See also the vignettes and examples embedded in the help for each function for more. Here's a taste:
patient_data
#> visit_id icd9 poa
#> 1 1000 40201 Y
#> 2 1000 2258 <NA>
#> 3 1000 7208 N
#> 4 1000 25001 Y
#> 5 1001 34400 X
#> 6 1001 4011 Y
#> 7 1002 4011 E
# reformat input data as needed
icd_long_to_wide(patient_data)
#> [,1] [,2] [,3] [,4]
#> 1000 "40201" "2258" "7208" "25001"
#> 1001 "34400" "4011" NA NA
#> 1002 "4011" NA NA NA
# get comorbidities using Quan's application of Deyo's Charlson comorbidity groups
icd_comorbid_quan_deyo(patient_data)
#> MI CHF PVD Stroke Dementia Pulmonary Rheumatic PUD LiverMild
#> 1000 FALSE TRUE FALSE FALSE FALSE FALSE FALSE FALSE FALSE
#> 1001 FALSE FALSE FALSE FALSE FALSE FALSE FALSE FALSE FALSE
#> 1002 FALSE FALSE FALSE FALSE FALSE FALSE FALSE FALSE FALSE
#> DM DMcx Paralysis Renal Cancer LiverSevere Mets HIV
#> 1000 TRUE FALSE FALSE FALSE FALSE FALSE FALSE FALSE
#> 1001 FALSE FALSE TRUE FALSE FALSE FALSE FALSE FALSE
#> 1002 FALSE FALSE FALSE FALSE FALSE FALSE FALSE FALSE
# find diagnoses present on admission:
icd_filter_poa(patient_data)
#> visit_id icd9
#> 1 1000 40201
#> 4 1000 25001
#> 6 1001 4011
# get comorbidities based on present-on-arrival diagnoses, use magrittr to flow the data
patient_data %>% icd_filter_poa %>% icd_comorbid_quan_deyo
#> MI CHF PVD Stroke Dementia Pulmonary Rheumatic PUD LiverMild
#> 1000 FALSE TRUE FALSE FALSE FALSE FALSE FALSE FALSE FALSE
#> 1001 FALSE FALSE FALSE FALSE FALSE FALSE FALSE FALSE FALSE
#> DM DMcx Paralysis Renal Cancer LiverSevere Mets HIV
#> 1000 TRUE FALSE FALSE FALSE FALSE FALSE FALSE FALSE
#> 1001 FALSE FALSE FALSE FALSE FALSE FALSE FALSE FALSE
Look at the help files for details and examples of almost every function in this package.
?icd_is_valid
?icd_comorbid
Note that reformatting from wide to long and back is not as straightforward as using the various Hadley Wickham tools for doing this: knowing the more detailed structure of the data let's us do this better for the case of dealing with ICD codes.
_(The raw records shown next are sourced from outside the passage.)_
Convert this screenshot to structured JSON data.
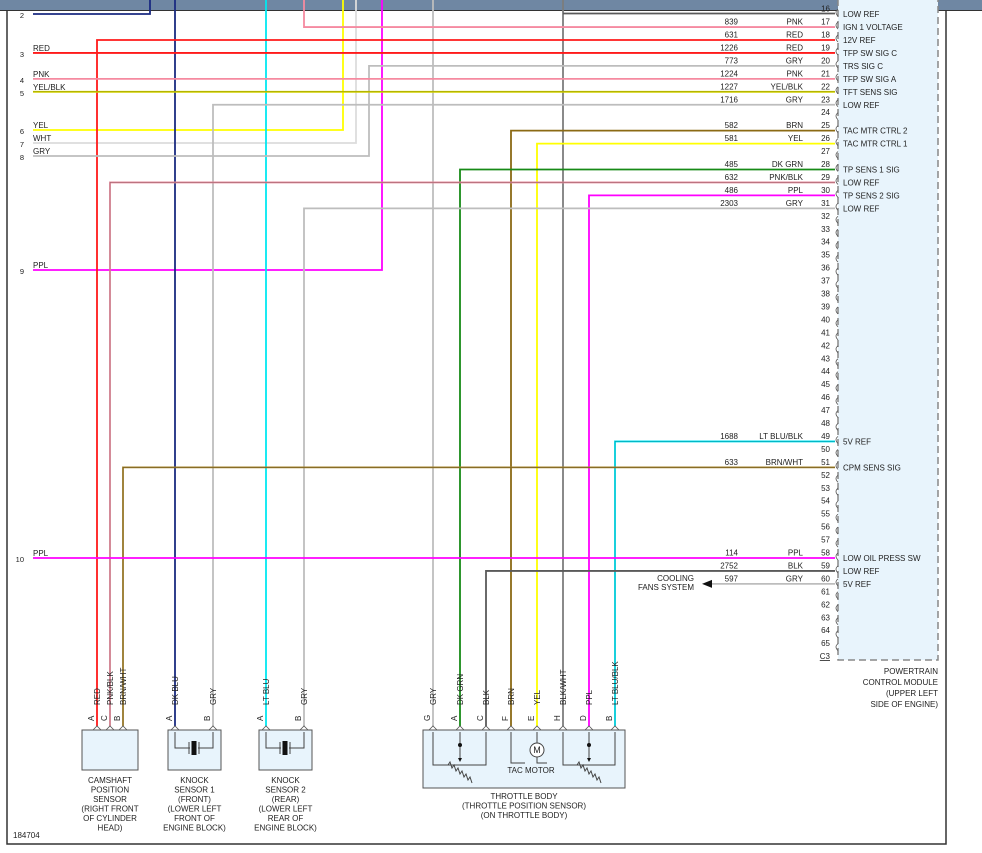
{
  "diagram_id": "184704",
  "colors": {
    "RED": "#ff1a1a",
    "PNK": "#f58aa0",
    "GRY": "#bdbdbd",
    "YEL": "#ffff00",
    "YEL/BLK": "#d6d600",
    "BRN": "#8b6a14",
    "DK GRN": "#178a17",
    "PNK/BLK": "#e58c9c",
    "PPL": "#ff00ff",
    "LT BLU": "#00e8f0",
    "LT BLU/BLK": "#00e0f0",
    "BRN/WHT": "#a6842e",
    "BLK": "#5a5a5a",
    "DK BLU": "#1a2a80",
    "WHT": "#dcdcdc",
    "BLK/WHT": "#8a8a8a",
    "module_fill": "#e8f4fc"
  },
  "left_connector": [
    {
      "num": "2",
      "color": "DK BLU"
    },
    {
      "num": "3",
      "color": "RED"
    },
    {
      "num": "4",
      "color": "PNK"
    },
    {
      "num": "5",
      "color": "YEL/BLK"
    },
    {
      "num": "6",
      "color": "YEL"
    },
    {
      "num": "7",
      "color": "WHT"
    },
    {
      "num": "8",
      "color": "GRY"
    },
    {
      "num": "9",
      "color": "PPL"
    },
    {
      "num": "10",
      "color": "PPL"
    }
  ],
  "pcm": {
    "connector": "C3",
    "label": [
      "POWERTRAIN",
      "CONTROL MODULE",
      "(UPPER LEFT",
      "SIDE OF ENGINE)"
    ],
    "pins": [
      {
        "num": 16,
        "circuit": "",
        "color": "",
        "function": "LOW REF"
      },
      {
        "num": 17,
        "circuit": "839",
        "color": "PNK",
        "function": "IGN 1 VOLTAGE"
      },
      {
        "num": 18,
        "circuit": "631",
        "color": "RED",
        "function": "12V REF"
      },
      {
        "num": 19,
        "circuit": "1226",
        "color": "RED",
        "function": "TFP SW SIG C"
      },
      {
        "num": 20,
        "circuit": "773",
        "color": "GRY",
        "function": "TRS SIG C"
      },
      {
        "num": 21,
        "circuit": "1224",
        "color": "PNK",
        "function": "TFP SW SIG A"
      },
      {
        "num": 22,
        "circuit": "1227",
        "color": "YEL/BLK",
        "function": "TFT SENS SIG"
      },
      {
        "num": 23,
        "circuit": "1716",
        "color": "GRY",
        "function": "LOW REF"
      },
      {
        "num": 24
      },
      {
        "num": 25,
        "circuit": "582",
        "color": "BRN",
        "function": "TAC MTR CTRL 2"
      },
      {
        "num": 26,
        "circuit": "581",
        "color": "YEL",
        "function": "TAC MTR CTRL 1"
      },
      {
        "num": 27
      },
      {
        "num": 28,
        "circuit": "485",
        "color": "DK GRN",
        "function": "TP SENS 1 SIG"
      },
      {
        "num": 29,
        "circuit": "632",
        "color": "PNK/BLK",
        "function": "LOW REF"
      },
      {
        "num": 30,
        "circuit": "486",
        "color": "PPL",
        "function": "TP SENS 2 SIG"
      },
      {
        "num": 31,
        "circuit": "2303",
        "color": "GRY",
        "function": "LOW REF"
      },
      {
        "num": 32
      },
      {
        "num": 33
      },
      {
        "num": 34
      },
      {
        "num": 35
      },
      {
        "num": 36
      },
      {
        "num": 37
      },
      {
        "num": 38
      },
      {
        "num": 39
      },
      {
        "num": 40
      },
      {
        "num": 41
      },
      {
        "num": 42
      },
      {
        "num": 43
      },
      {
        "num": 44
      },
      {
        "num": 45
      },
      {
        "num": 46
      },
      {
        "num": 47
      },
      {
        "num": 48
      },
      {
        "num": 49,
        "circuit": "1688",
        "color": "LT BLU/BLK",
        "function": "5V REF"
      },
      {
        "num": 50
      },
      {
        "num": 51,
        "circuit": "633",
        "color": "BRN/WHT",
        "function": "CPM SENS SIG"
      },
      {
        "num": 52
      },
      {
        "num": 53
      },
      {
        "num": 54
      },
      {
        "num": 55
      },
      {
        "num": 56
      },
      {
        "num": 57
      },
      {
        "num": 58,
        "circuit": "114",
        "color": "PPL",
        "function": "LOW OIL PRESS SW"
      },
      {
        "num": 59,
        "circuit": "2752",
        "color": "BLK",
        "function": "LOW REF"
      },
      {
        "num": 60,
        "circuit": "597",
        "color": "GRY",
        "function": "5V REF"
      },
      {
        "num": 61
      },
      {
        "num": 62
      },
      {
        "num": 63
      },
      {
        "num": 64
      },
      {
        "num": 65
      }
    ]
  },
  "cooling_fans": [
    "COOLING",
    "FANS SYSTEM"
  ],
  "components": [
    {
      "id": "camshaft",
      "pins": [
        {
          "letter": "A",
          "color": "RED"
        },
        {
          "letter": "C",
          "color": "PNK/BLK"
        },
        {
          "letter": "B",
          "color": "BRN/WHT"
        }
      ],
      "label": [
        "CAMSHAFT",
        "POSITION",
        "SENSOR",
        "(RIGHT FRONT",
        "OF CYLINDER",
        "HEAD)"
      ]
    },
    {
      "id": "knock1",
      "pins": [
        {
          "letter": "A",
          "color": "DK BLU"
        },
        {
          "letter": "B",
          "color": "GRY"
        }
      ],
      "label": [
        "KNOCK",
        "SENSOR 1",
        "(FRONT)",
        "(LOWER LEFT",
        "FRONT OF",
        "ENGINE BLOCK)"
      ]
    },
    {
      "id": "knock2",
      "pins": [
        {
          "letter": "A",
          "color": "LT BLU"
        },
        {
          "letter": "B",
          "color": "GRY"
        }
      ],
      "label": [
        "KNOCK",
        "SENSOR 2",
        "(REAR)",
        "(LOWER LEFT",
        "REAR OF",
        "ENGINE BLOCK)"
      ]
    },
    {
      "id": "throttle",
      "pins": [
        {
          "letter": "G",
          "color": "GRY"
        },
        {
          "letter": "A",
          "color": "DK GRN"
        },
        {
          "letter": "C",
          "color": "BLK"
        },
        {
          "letter": "F",
          "color": "BRN"
        },
        {
          "letter": "E",
          "color": "YEL"
        },
        {
          "letter": "H",
          "color": "BLK/WHT"
        },
        {
          "letter": "D",
          "color": "PPL"
        },
        {
          "letter": "B",
          "color": "LT BLU/BLK"
        }
      ],
      "motor_label": "TAC MOTOR",
      "motor_symbol": "M",
      "label": [
        "THROTTLE BODY",
        "(THROTTLE POSITION SENSOR)",
        "(ON THROTTLE BODY)"
      ]
    }
  ]
}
The latest version is available in github icd, and can be installed with:
install.packages("devtools")
devtools::install_github("jackwasey/icd")
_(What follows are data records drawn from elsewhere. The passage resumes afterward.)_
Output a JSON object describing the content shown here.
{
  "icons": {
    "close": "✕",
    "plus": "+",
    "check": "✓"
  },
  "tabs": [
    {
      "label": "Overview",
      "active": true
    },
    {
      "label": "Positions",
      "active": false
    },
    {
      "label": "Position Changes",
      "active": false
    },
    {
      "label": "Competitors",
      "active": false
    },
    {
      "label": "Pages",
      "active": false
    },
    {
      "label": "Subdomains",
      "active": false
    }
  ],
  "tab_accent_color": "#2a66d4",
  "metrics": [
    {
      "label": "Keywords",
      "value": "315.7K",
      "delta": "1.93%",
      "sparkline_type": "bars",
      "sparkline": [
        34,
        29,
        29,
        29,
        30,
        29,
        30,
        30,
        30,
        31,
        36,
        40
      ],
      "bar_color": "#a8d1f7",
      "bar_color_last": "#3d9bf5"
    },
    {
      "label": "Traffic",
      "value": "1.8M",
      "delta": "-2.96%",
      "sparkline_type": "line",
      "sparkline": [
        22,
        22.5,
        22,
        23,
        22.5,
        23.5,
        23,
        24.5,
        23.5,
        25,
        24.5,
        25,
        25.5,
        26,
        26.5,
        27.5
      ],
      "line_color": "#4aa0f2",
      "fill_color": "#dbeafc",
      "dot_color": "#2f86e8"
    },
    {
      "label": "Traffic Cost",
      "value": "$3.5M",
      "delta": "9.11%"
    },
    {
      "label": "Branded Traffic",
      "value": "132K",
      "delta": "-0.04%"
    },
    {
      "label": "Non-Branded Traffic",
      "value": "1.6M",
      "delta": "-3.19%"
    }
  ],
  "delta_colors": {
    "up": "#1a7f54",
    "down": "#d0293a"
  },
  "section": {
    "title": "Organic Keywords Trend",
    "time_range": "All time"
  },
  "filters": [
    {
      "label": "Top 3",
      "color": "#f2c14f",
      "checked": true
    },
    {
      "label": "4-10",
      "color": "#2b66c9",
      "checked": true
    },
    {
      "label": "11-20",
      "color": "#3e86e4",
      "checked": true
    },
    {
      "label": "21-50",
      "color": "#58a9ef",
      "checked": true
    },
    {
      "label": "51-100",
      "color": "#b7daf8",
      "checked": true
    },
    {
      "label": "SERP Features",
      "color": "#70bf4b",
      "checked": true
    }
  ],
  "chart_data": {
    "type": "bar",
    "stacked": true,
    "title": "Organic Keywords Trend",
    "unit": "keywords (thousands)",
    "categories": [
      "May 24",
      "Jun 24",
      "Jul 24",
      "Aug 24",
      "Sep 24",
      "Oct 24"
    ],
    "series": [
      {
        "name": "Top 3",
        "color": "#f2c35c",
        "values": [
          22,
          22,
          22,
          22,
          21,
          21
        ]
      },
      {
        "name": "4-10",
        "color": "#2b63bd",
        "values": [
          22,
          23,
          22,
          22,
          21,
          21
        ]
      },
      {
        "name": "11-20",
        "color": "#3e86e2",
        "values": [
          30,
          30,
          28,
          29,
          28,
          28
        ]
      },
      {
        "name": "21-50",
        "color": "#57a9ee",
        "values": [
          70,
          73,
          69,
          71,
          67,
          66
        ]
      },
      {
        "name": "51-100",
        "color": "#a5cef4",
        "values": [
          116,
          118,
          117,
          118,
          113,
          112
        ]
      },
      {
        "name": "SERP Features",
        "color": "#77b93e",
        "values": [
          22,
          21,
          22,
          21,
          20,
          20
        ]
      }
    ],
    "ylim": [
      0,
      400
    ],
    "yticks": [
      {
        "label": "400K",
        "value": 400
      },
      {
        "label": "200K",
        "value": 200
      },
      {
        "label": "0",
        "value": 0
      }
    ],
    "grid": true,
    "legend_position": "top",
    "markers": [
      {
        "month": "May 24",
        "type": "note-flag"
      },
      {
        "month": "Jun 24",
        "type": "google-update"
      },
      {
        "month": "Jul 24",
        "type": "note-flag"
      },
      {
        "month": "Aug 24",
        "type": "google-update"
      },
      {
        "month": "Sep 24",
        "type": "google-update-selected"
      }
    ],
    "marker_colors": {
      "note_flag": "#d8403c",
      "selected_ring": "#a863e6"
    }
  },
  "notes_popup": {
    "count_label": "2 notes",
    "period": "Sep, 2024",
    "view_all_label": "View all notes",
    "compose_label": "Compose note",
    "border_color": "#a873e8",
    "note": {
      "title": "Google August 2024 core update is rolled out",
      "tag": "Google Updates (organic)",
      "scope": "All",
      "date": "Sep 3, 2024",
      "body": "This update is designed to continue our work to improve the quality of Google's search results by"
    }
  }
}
The master branch at github should always build and pass all tests and R CMD check, and will be similar or identical to the most recent CRAN release. The CRAN releases are stable milestones. Contributions and bug reports are encouraged and essential for this package to remain current and useful to the many people who have installed it.
In the spirit of reproducible research, all the R data files in this package can be recreated from source. The size of the source files makes it cumbersome to include them in the R package available on CRAN. Using the github source, you can pull the original data and SAS format files, and rebuild the data; or use the tools provided by this package to update the data using new source data files, e.g. when ICD-10-CM 2017 is released.
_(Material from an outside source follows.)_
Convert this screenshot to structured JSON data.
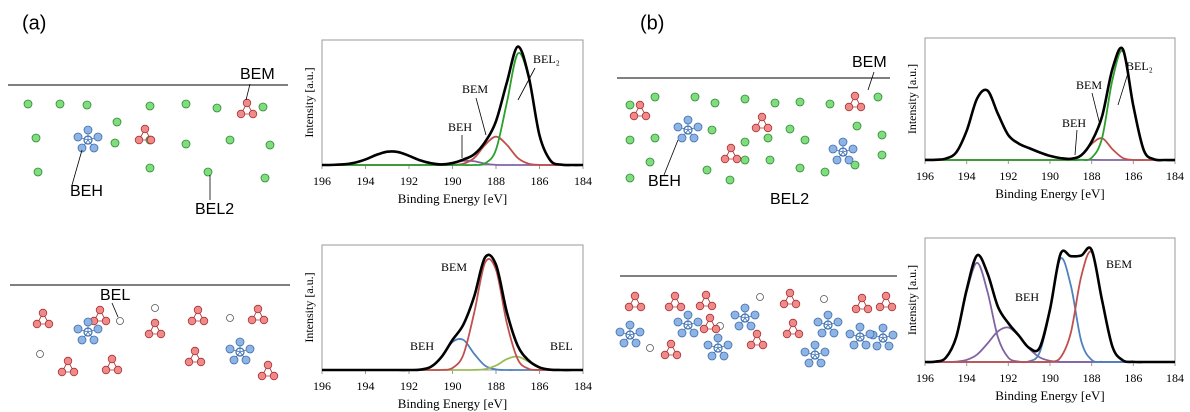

Doing the parsing requires additional dependencies, which are not gratuitously included in the package requirements, since most users won't need them. Benchmarking this package also has additional requirements. These are: - xml2 - ggplot2 - digest
One of the strengths of this package is a thorough test suite, including over 10,000 lines of testing code.
find tests -type f -exec cat '{}' + | wc -l
10098
A better metric of testing and code quality is code coverage, for which codecov and coveralls are used. The automated wercker builds report test coverage results to codecov, whereas the travis builds report coverage to coveralls. The parsing code is a significant chunk of code, and may or may not be included in the automated builds depending on whether the source data is available. With the data available, test coverage is >95%.